They say you should write what you know. Which is why someone might want to check on writer Naben Ruthnum, since his new novel, The Grimmer (paperback, Kindle), is a horror story about a “…demonic resurrectionist body-snatcher.” But as Ruthnum explains in the following email interview, the parts of this story that he knows are not the scary parts.
Photo Credit: © Rudrapriya Rathore
To begin, what is The Grimmer about, and when and where does it take place?
The Grimmer takes place in a small city called Kelowna in Western Canada, in 1996. It’s about Vish, a fifteen-year-old into literature and heavy metal, who finds himself involved in the supernatural plottings of a demonic resurrectionist body-snatcher. There are cats, witches, and plenty of psychedelic horror.
Where did you get the idea for The Grimmer? What inspired it?
I started re-reading the kid horror books I loved as a child — John Bellairs, Robert Westall, Phillipa Pearce — and thought about how much I enjoyed the juxtaposition of the warm and familiar with otherworldly terror, and that I’d like to do that myself.
And is there a significance to Vish being a metalhead as opposed to a jazzbo or a K-Pop stan?
That would be one of the autobiographical elements of the book. While Vish and his family aren’t based on me or mine, a lot of the things he’s into are, and I was a teenage metalhead.
It sounds like The Grimmer is a horror story….
Definitely horror. The “something else” that my favorite horror for young readers all has is a fair amount of realist writing about family life and a certain place and time, and I concentrated on making my evocation of the place where I grew up a vivid one.
The Grimmer has also been classified a young adult novel. But YA stories take many different forms: stuff written specifically for young adults; stuff that’s appropriate for young adults, etc. Which is my longwinded way of asking, will old adults like The Grimmer, too?
I do think this would work well for readers both younger and quite a bit older than that YA-target zone. Though it may not work well for fans of the kind of YA where the protagonist is a Chosen One who gets cool powers and the narrative is consistently action packed. There’s excitement to be found in The Grimmer, but it balances high moments and terror with a gentle pace.
The Grimmer is your fourth novel after Find You In The Dark, Your Life Is Mine (both written under the name Nathan Ripley), and A Hero Of Our Time, though you’ve also written a novella called Helpmeet, and a collection of non-fiction essays called Curry: Reading, Eating And Race. Are there any writers, or specific stories, that had a big influence on Grimmer but not on anything else you’ve written?

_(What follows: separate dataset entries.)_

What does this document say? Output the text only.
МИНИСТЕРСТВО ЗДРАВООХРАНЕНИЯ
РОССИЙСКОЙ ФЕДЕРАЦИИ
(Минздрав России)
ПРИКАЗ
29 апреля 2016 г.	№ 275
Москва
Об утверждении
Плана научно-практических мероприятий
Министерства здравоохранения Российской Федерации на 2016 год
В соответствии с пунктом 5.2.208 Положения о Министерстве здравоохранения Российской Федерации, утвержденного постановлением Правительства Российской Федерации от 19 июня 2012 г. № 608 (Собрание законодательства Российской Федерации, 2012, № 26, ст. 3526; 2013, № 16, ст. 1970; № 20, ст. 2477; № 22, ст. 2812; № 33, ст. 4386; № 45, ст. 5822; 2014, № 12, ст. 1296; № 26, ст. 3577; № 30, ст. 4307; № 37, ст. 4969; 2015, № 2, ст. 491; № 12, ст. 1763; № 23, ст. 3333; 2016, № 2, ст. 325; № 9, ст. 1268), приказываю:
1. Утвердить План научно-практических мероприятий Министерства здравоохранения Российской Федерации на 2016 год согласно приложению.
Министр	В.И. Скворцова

Definitely those three I mentioned above — Westall, Bellairs, Pearce — and I’d add Joan Aiken. I don’t see their influence turning up in any of my other work, but it’s very strong in The Grimmer.
What about non-literary influences? Was The Grimmer influenced by any movies, TV shows, or games? Because people have likened it to Stranger Things.
Probably the horror films that Disney made ages ago — Something Wicked This Way Comes, The Watcher In The Woods — turned up in the process. But I’m definitely primarily influenced by books.
Moberly
And what about your cat, Moberly? How did he influence The Grimmer?
He and my former cat Buddy are both written into the book. It’s another kid lit tradition I always liked, the inclusion of real pets in a fictional world, and in this case was a tribute to the animals who made the last several years of my life better.
Hollywood loves horror stories and young adult stories, so a YA horror story would seem like a no-brainer. Do you think The Grimmer could work as a movie or TV show?
I could see this working as a show, but it would be a matter of capturing the feel, the villain, and the magic superstructure of the book while putting more plot beats in there. The action of the book takes place over only a couple of days, and that would have to change.
Finally, if someone enjoys The Grimmer, which of your other books would you suggest they read next?
My only other horror work is Helpmeet, but it is a very gory novella, miles away from The Grimmer. If you really liked The Grimmer just make everyone else buy it and I’ll write a sequel.